I’m going swimming in a blue lake;

I want to do it once before I die.

Come with me when you wake.

This note will replace what I take.

I hope you’ll understand why

I’m going swimming in a blue lake.

I know you’re here for my sake;

our souls are bound by that tie,

so come with me when you wake.

There’s nothing between us that’s fake,

and there’s nothing sad about goodbye.

I’m just going swimming in a blue lake.

I can’t seem to heal this ache…

it just won’t seem to comply.

Come with me when you awake.

Don’t worry, your love I won’t forsake

though I know you hear me sigh.

I’m going swimming in a blue lake.

Come with me when you wake.

Summer Rose. Photo by Michelle Garren-Flye

Taking you along on the Villanelle ride: Poem

So I wouldn’t say I’ve mastered the villanelle form, but I have written three so far. Villanelles 2 and 3 are nowhere near ready for others to see, but number 1 is not too bad, and, thanks to some feedback from a writer friend (thanks, Brandon!), much better than it was.

I’m going to publish it here even though I started out the day with major imposter syndrome after reading Sylvia Plath’s “Mad Girl’s Love Song“. You should definitely read it if you haven’t. It’s what I will strive for in my villanelles. I’m not there. Not anywhere near it. But what is life if you’re not trying to perfect something?

Villanelle #1

By Michelle Garren-Flye

Follow the direction of your heart.

It’s the best way to spend your time—

and the only real way to make a start.

There is no other way to map or chart

the treacherous mountains you must climb.

Just follow the direction of your heart.

Life may want to rip you apart,

but the map of the heart is sublime

and the only real way to make a start.

Reach for reason and long for art!

It will never be considered a crime

to follow the direction of your heart.

There’s no confusion when you depart.

Even if you can’t find the right rhyme,

you know it’s the way to make your start

The sting of winter may yet smart

even when you’re in your prime.

But follow the direction of your heart!

It’s the only real way to make a start.

Crepe myrtle. Photo by Michelle Garren-Flye

Challenge Accepted: Learning something new

I’ve been a bit directionless recently. No idea what to do with my creative energy, so I’ve been shoving it down and watching Netflix instead (I’m rewatching Longmire, and it’s better than I remember from the first time around). (Side note: I need a Lou Diamond Phillips in my life.)

Back to learning something new. I decided I needed a direction, so I posted on social media and Twitter (Twitter is not social media, imo), asking for suggestions for my next poetry challenge. I didn’t promise to write, illustrate and publish another poetry book in less than a month, but I did indicate I might try.

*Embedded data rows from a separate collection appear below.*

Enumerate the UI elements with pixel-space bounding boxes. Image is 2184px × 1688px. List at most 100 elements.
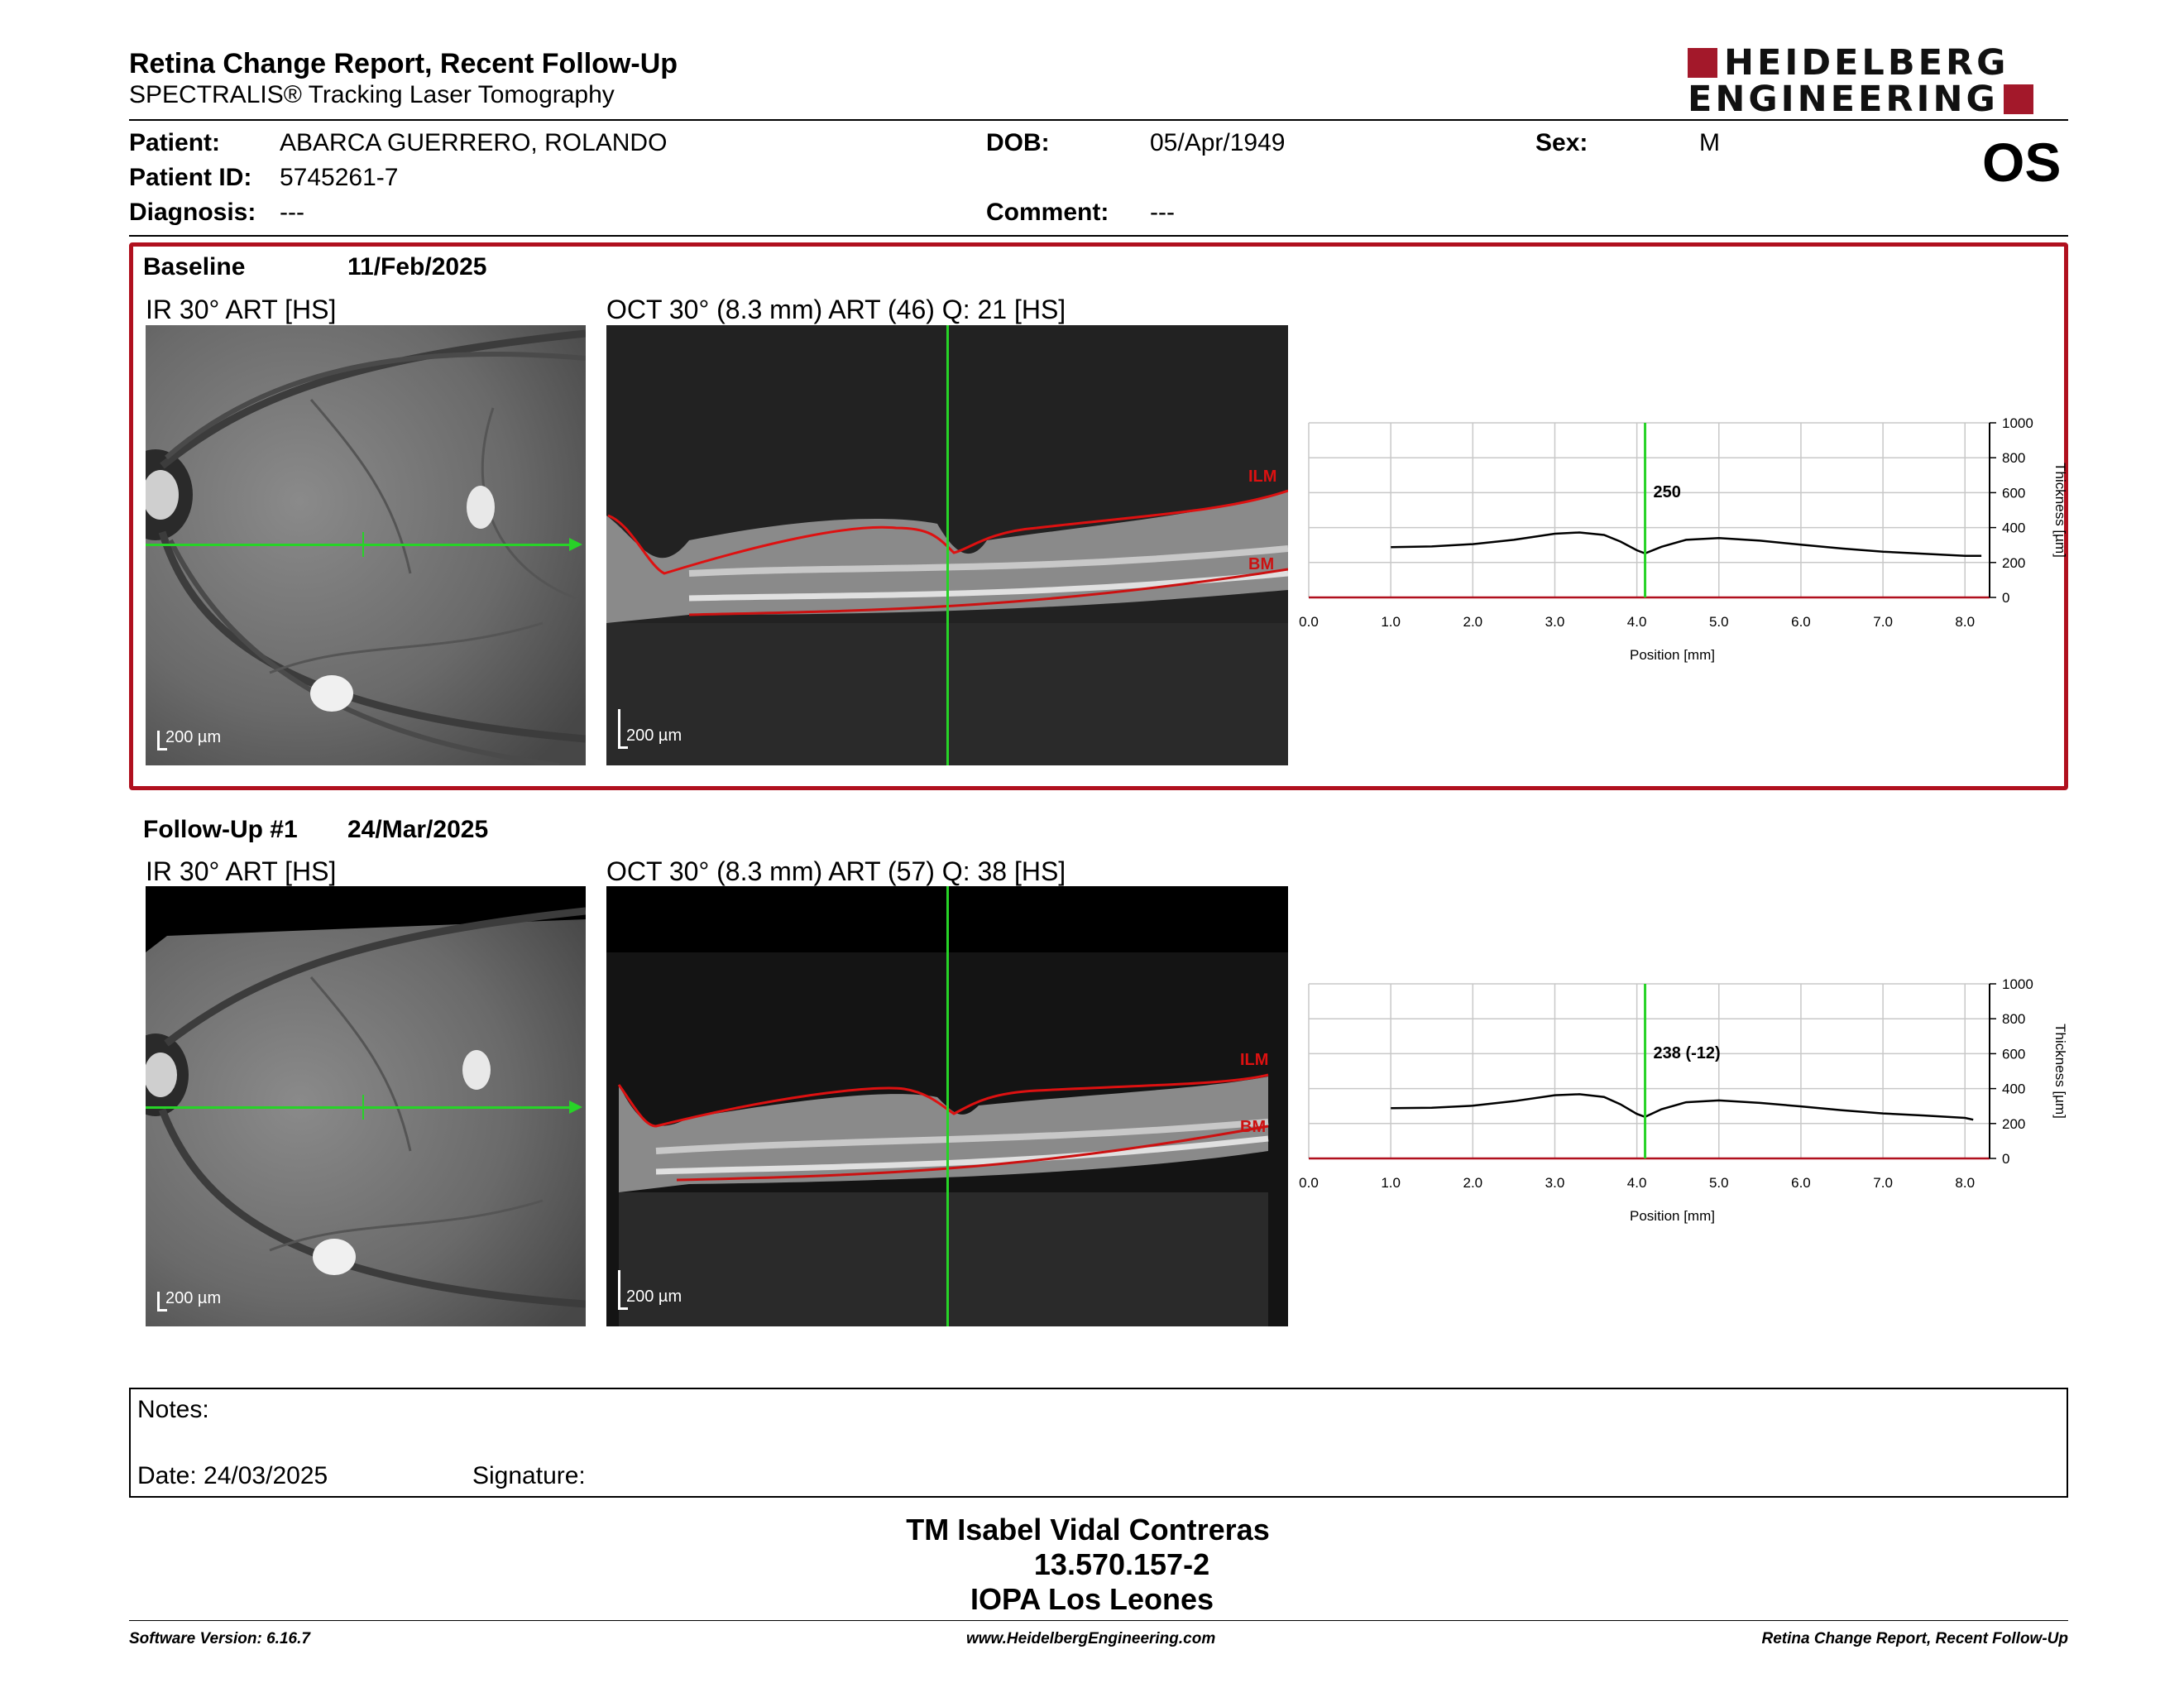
logo-square-left bbox=[1688, 48, 1717, 78]
notes-label: Notes: bbox=[137, 1396, 209, 1423]
followup-chart-xtick-1: 1.0 bbox=[1381, 1175, 1401, 1191]
baseline-fovea-crosshair-icon bbox=[362, 532, 364, 557]
followup-oct-image: ILM BM 200 µm bbox=[606, 886, 1288, 1326]
followup-fovea-crosshair-icon bbox=[362, 1095, 364, 1120]
header-divider bbox=[129, 119, 2068, 121]
followup-chart-xtick-7: 7.0 bbox=[1873, 1175, 1893, 1191]
notes-box: Notes: Date: 24/03/2025 Signature: bbox=[129, 1388, 2068, 1498]
scan-direction-arrow-icon bbox=[569, 538, 582, 551]
followup-chart-xtick-5: 5.0 bbox=[1709, 1175, 1729, 1191]
baseline-oct-title: OCT 30° (8.3 mm) ART (46) Q: 21 [HS] bbox=[606, 295, 1066, 324]
baseline-bm-label: BM bbox=[1248, 555, 1275, 573]
baseline-chart-ytick-4: 800 bbox=[2002, 450, 2025, 466]
baseline-oct-scale-label: 200 µm bbox=[626, 727, 682, 745]
followup-chart-ytick-0: 0 bbox=[2002, 1151, 2009, 1167]
baseline-chart-xtick-4: 4.0 bbox=[1627, 614, 1647, 630]
followup-chart-xtick-2: 2.0 bbox=[1463, 1175, 1482, 1191]
baseline-frame bbox=[129, 242, 2068, 790]
notes-signature-label: Signature: bbox=[472, 1462, 586, 1489]
signer-name-text: TM Isabel Vidal Contreras bbox=[906, 1513, 1270, 1547]
followup-chart-xtick-3: 3.0 bbox=[1545, 1175, 1565, 1191]
followup-chart-ytick-3: 600 bbox=[2002, 1046, 2025, 1062]
baseline-ir-image: 200 µm bbox=[146, 325, 586, 765]
baseline-oct-scalebar-foot bbox=[618, 746, 628, 749]
diagnosis-value: --- bbox=[280, 199, 304, 226]
followup-ilm-label: ILM bbox=[1240, 1051, 1269, 1069]
baseline-chart-xtick-8: 8.0 bbox=[1955, 614, 1975, 630]
baseline-scan-line bbox=[146, 544, 576, 546]
patient-id-label: Patient ID: bbox=[129, 164, 252, 191]
patient-divider bbox=[129, 235, 2068, 237]
followup-chart-ytick-2: 400 bbox=[2002, 1081, 2025, 1097]
baseline-oct-image: ILM BM 200 µm bbox=[606, 325, 1288, 765]
baseline-label: Baseline bbox=[143, 253, 246, 281]
report-subtitle: SPECTRALIS® Tracking Laser Tomography bbox=[129, 81, 615, 108]
eye-indicator: OS bbox=[1982, 132, 2062, 193]
followup-fundus-graphic bbox=[146, 907, 586, 1326]
sex-label: Sex: bbox=[1535, 129, 1588, 156]
baseline-chart-xtick-0: 0.0 bbox=[1299, 614, 1319, 630]
baseline-chart-xtick-3: 3.0 bbox=[1545, 614, 1565, 630]
followup-oct-position-marker bbox=[946, 886, 949, 1326]
followup-thickness-chart: 0.0 1.0 2.0 3.0 4.0 5.0 6.0 7.0 8.0 0 200 400 600 800… bbox=[1299, 976, 2068, 1224]
followup-chart-xtick-8: 8.0 bbox=[1955, 1175, 1975, 1191]
followup-chart-xtick-4: 4.0 bbox=[1627, 1175, 1647, 1191]
followup-chart-xtick-0: 0.0 bbox=[1299, 1175, 1319, 1191]
baseline-chart-ytick-0: 0 bbox=[2002, 590, 2009, 606]
followup-scan-line bbox=[146, 1106, 576, 1109]
followup-oct-scale-label: 200 µm bbox=[626, 1288, 682, 1306]
patient-name: ABARCA GUERRERO, ROLANDO bbox=[280, 129, 668, 156]
followup-chart-ytick-5: 1000 bbox=[2002, 976, 2033, 992]
followup-chart-marker-value: 238 (-12) bbox=[1654, 1044, 1721, 1062]
baseline-chart-xtick-5: 5.0 bbox=[1709, 614, 1729, 630]
baseline-ilm-label: ILM bbox=[1248, 468, 1277, 486]
followup-date: 24/Mar/2025 bbox=[347, 816, 489, 843]
dob-value: 05/Apr/1949 bbox=[1150, 129, 1286, 156]
footer-report-name: Retina Change Report, Recent Follow-Up bbox=[1761, 1630, 2068, 1647]
followup-bm-label: BM bbox=[1240, 1118, 1267, 1136]
baseline-ir-title: IR 30° ART [HS] bbox=[146, 295, 337, 324]
sex-value: M bbox=[1699, 129, 1720, 156]
patient-id: 5745261-7 bbox=[280, 164, 399, 191]
signer-id: 13.570.157-2 bbox=[1033, 1547, 1210, 1581]
website-link[interactable]: www.HeidelbergEngineering.com bbox=[966, 1630, 1216, 1647]
baseline-chart-xtick-6: 6.0 bbox=[1791, 614, 1811, 630]
followup-chart-ytick-1: 200 bbox=[2002, 1116, 2025, 1132]
report-title: Retina Change Report, Recent Follow-Up bbox=[129, 48, 678, 79]
baseline-chart-xtick-7: 7.0 bbox=[1873, 614, 1893, 630]
baseline-chart-ytick-1: 200 bbox=[2002, 555, 2025, 571]
followup-label: Follow-Up #1 bbox=[143, 816, 298, 843]
baseline-chart-thickness-line bbox=[1391, 531, 1982, 558]
followup-chart-xtick-6: 6.0 bbox=[1791, 1175, 1811, 1191]
baseline-chart-ytick-5: 1000 bbox=[2002, 415, 2033, 431]
followup-ir-image: 200 µm bbox=[146, 886, 586, 1326]
followup-ir-scalebar-foot bbox=[157, 1309, 167, 1312]
baseline-oct-position-marker bbox=[946, 325, 949, 765]
comment-label: Comment: bbox=[986, 199, 1109, 226]
baseline-chart-xlabel: Position [mm] bbox=[1630, 647, 1715, 663]
comment-value: --- bbox=[1150, 199, 1175, 226]
followup-chart-thickness-line bbox=[1391, 1093, 1974, 1121]
baseline-chart-xtick-1: 1.0 bbox=[1381, 614, 1401, 630]
diagnosis-label: Diagnosis: bbox=[129, 199, 256, 226]
software-version: Software Version: 6.16.7 bbox=[129, 1630, 310, 1647]
footer-divider bbox=[129, 1620, 2068, 1621]
baseline-ir-scalebar-icon bbox=[157, 731, 160, 750]
followup-ir-scale-label: 200 µm bbox=[165, 1289, 222, 1307]
baseline-thickness-chart: 0.0 1.0 2.0 3.0 4.0 5.0 6.0 7.0 8.0 0 200 400 600 800… bbox=[1299, 415, 2068, 663]
baseline-chart-xtick-2: 2.0 bbox=[1463, 614, 1482, 630]
baseline-date: 11/Feb/2025 bbox=[347, 253, 487, 281]
followup-scan-direction-arrow-icon bbox=[569, 1101, 582, 1114]
followup-ir-title: IR 30° ART [HS] bbox=[146, 856, 337, 886]
baseline-oct-scalebar-icon bbox=[618, 709, 620, 749]
followup-oct-scalebar-icon bbox=[618, 1270, 620, 1310]
dob-label: DOB: bbox=[986, 129, 1050, 156]
followup-chart-ylabel: Thickness [µm] bbox=[2052, 1024, 2068, 1119]
followup-oct-title: OCT 30° (8.3 mm) ART (57) Q: 38 [HS] bbox=[606, 856, 1066, 886]
logo-square-right bbox=[2003, 84, 2033, 114]
logo-line2: ENGINEERING bbox=[1688, 79, 1999, 120]
followup-ir-scalebar-icon bbox=[157, 1292, 160, 1312]
patient-name-label: Patient: bbox=[129, 129, 221, 156]
baseline-chart-ylabel: Thickness [µm] bbox=[2052, 463, 2068, 558]
logo-line1: HEIDELBERG bbox=[1724, 42, 2009, 84]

Well, the challenge I got and accepted after some thought was a bit more complex than I’d anticipated. I don’t think I’ll manage another book in 30 days. It’s a whole new form to me and I’m loving it, hating it, cursing it—and learning it.

A villanelle is a sort of song poem with a rigid rhyme scheme that utilizes repeating lines, unlike most poetry. The best known one is Dylan Thomas’s “Do Not Go Gently Into That Good Night.” I have always loved that poem. I love the rhythm of it. I love the passion in it. I love the way you can almost unconsciously sing it without even meaning to.

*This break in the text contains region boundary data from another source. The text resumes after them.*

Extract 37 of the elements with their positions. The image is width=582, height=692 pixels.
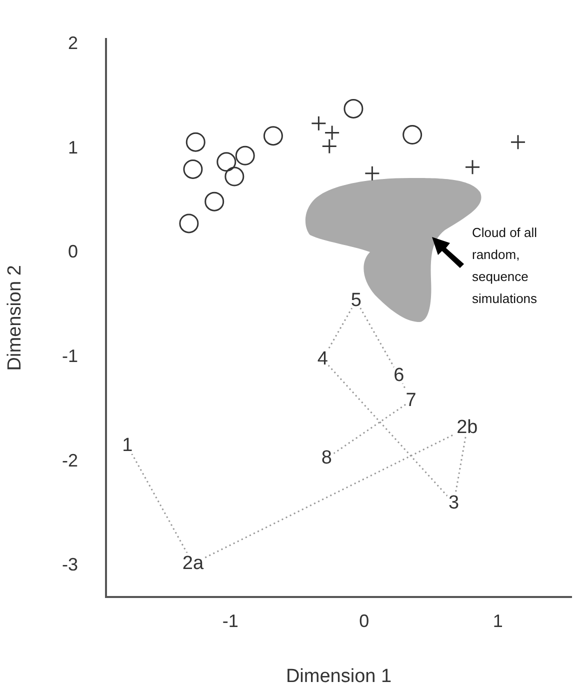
- x-tick-label: -1: [222, 610, 238, 631]
- point: [235, 146, 255, 166]
- y-tick-label: -2: [62, 450, 78, 470]
- y-tick-label: 1: [68, 137, 78, 158]
- point: [324, 124, 340, 140]
- point: [224, 166, 244, 186]
- point: [364, 166, 380, 182]
- y-tick-label: 0: [68, 242, 78, 262]
- point: [344, 98, 364, 118]
- y-tick-label: 2: [68, 32, 78, 53]
- x-axis-title: Dimension 1: [286, 666, 392, 687]
- point: [183, 159, 203, 179]
- annotation: 6: [394, 365, 404, 386]
- x-tick-label: 0: [359, 610, 370, 631]
- annotation: 3: [448, 492, 460, 514]
- point: [216, 152, 236, 172]
- point: [179, 214, 199, 234]
- point: [186, 132, 206, 152]
- point: [510, 134, 526, 150]
- point: [310, 116, 326, 132]
- annotation: 2a: [182, 552, 204, 574]
- annotation: 8: [321, 447, 332, 468]
- y-axis-title: Dimension 2: [4, 265, 26, 371]
- point: [402, 125, 422, 145]
- annotation: 4: [317, 348, 328, 370]
- annotation: 5: [350, 290, 362, 311]
- y-tick-label: -1: [62, 346, 78, 366]
- annotation: 7: [406, 390, 416, 412]
- point: [263, 126, 283, 146]
- point: [464, 159, 480, 175]
- annotation: Cloud of all random, sequence simulations: [472, 224, 538, 308]
- x-tick-label: 1: [492, 610, 503, 631]
- annotation: 1: [122, 434, 133, 456]
- annotation: 2b: [456, 417, 478, 438]
- point: [322, 138, 338, 154]
- point: [204, 192, 224, 212]
- y-tick-label: -3: [62, 554, 78, 575]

The one thing I never loved because I never even noticed it was the rhyme.

How is that possible?? In multiple places “night” literally rhymes with “night”, “light” with “light”. How the heck did Thomas make his rhyme so invisible? It’s awesome that he did, because a poem with too heavy a rhyme will be singsongy and irritating. It may sound contrived. How did Thomas manage a poem with such a rigid rhyme scheme and make it sound natural?

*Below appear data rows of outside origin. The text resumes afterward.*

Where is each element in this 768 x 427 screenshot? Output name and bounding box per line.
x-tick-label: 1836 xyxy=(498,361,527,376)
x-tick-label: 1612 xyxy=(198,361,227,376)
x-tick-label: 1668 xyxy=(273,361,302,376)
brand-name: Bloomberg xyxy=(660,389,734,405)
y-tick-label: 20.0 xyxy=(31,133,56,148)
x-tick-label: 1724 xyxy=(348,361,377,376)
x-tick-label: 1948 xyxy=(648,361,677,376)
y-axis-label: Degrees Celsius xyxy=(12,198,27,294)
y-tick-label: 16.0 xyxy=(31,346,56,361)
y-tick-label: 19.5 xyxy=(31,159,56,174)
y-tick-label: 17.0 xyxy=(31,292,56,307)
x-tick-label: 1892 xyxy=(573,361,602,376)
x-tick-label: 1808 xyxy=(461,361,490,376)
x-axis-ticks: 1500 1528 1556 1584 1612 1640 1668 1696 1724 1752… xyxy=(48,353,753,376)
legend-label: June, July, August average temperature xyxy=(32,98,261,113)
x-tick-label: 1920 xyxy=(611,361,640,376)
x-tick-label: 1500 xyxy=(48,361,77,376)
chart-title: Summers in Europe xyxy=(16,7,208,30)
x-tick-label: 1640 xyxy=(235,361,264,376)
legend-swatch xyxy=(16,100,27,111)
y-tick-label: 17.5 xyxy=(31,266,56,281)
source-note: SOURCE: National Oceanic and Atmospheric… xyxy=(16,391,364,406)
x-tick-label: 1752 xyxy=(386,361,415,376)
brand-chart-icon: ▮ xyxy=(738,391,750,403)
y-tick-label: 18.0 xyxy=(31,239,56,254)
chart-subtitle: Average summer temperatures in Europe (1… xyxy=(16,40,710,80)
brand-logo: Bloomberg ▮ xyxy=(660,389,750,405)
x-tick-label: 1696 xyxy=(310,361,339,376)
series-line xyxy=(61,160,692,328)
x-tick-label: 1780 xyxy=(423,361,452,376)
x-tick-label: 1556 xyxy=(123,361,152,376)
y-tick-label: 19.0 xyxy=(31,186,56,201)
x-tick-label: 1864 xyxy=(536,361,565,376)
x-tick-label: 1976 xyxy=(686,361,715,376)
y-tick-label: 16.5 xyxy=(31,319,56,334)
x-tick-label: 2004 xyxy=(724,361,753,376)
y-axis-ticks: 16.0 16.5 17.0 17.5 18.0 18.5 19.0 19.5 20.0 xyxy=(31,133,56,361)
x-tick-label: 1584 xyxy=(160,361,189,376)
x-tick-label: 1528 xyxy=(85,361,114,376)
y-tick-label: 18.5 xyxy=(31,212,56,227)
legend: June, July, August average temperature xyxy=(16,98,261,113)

The answer, of course, is that so much of the rest of the poem is more important than the rhyme. The passion, the theme, the message, the rhythm. All the things I’ve noticed that I love.

So that’s my new challenge. Write villanelles that don’t sound like they have a rhyme scheme. Or at least write villanelles where the rigid rhyme scheme doesn’t interfere with the message and passion of the poem.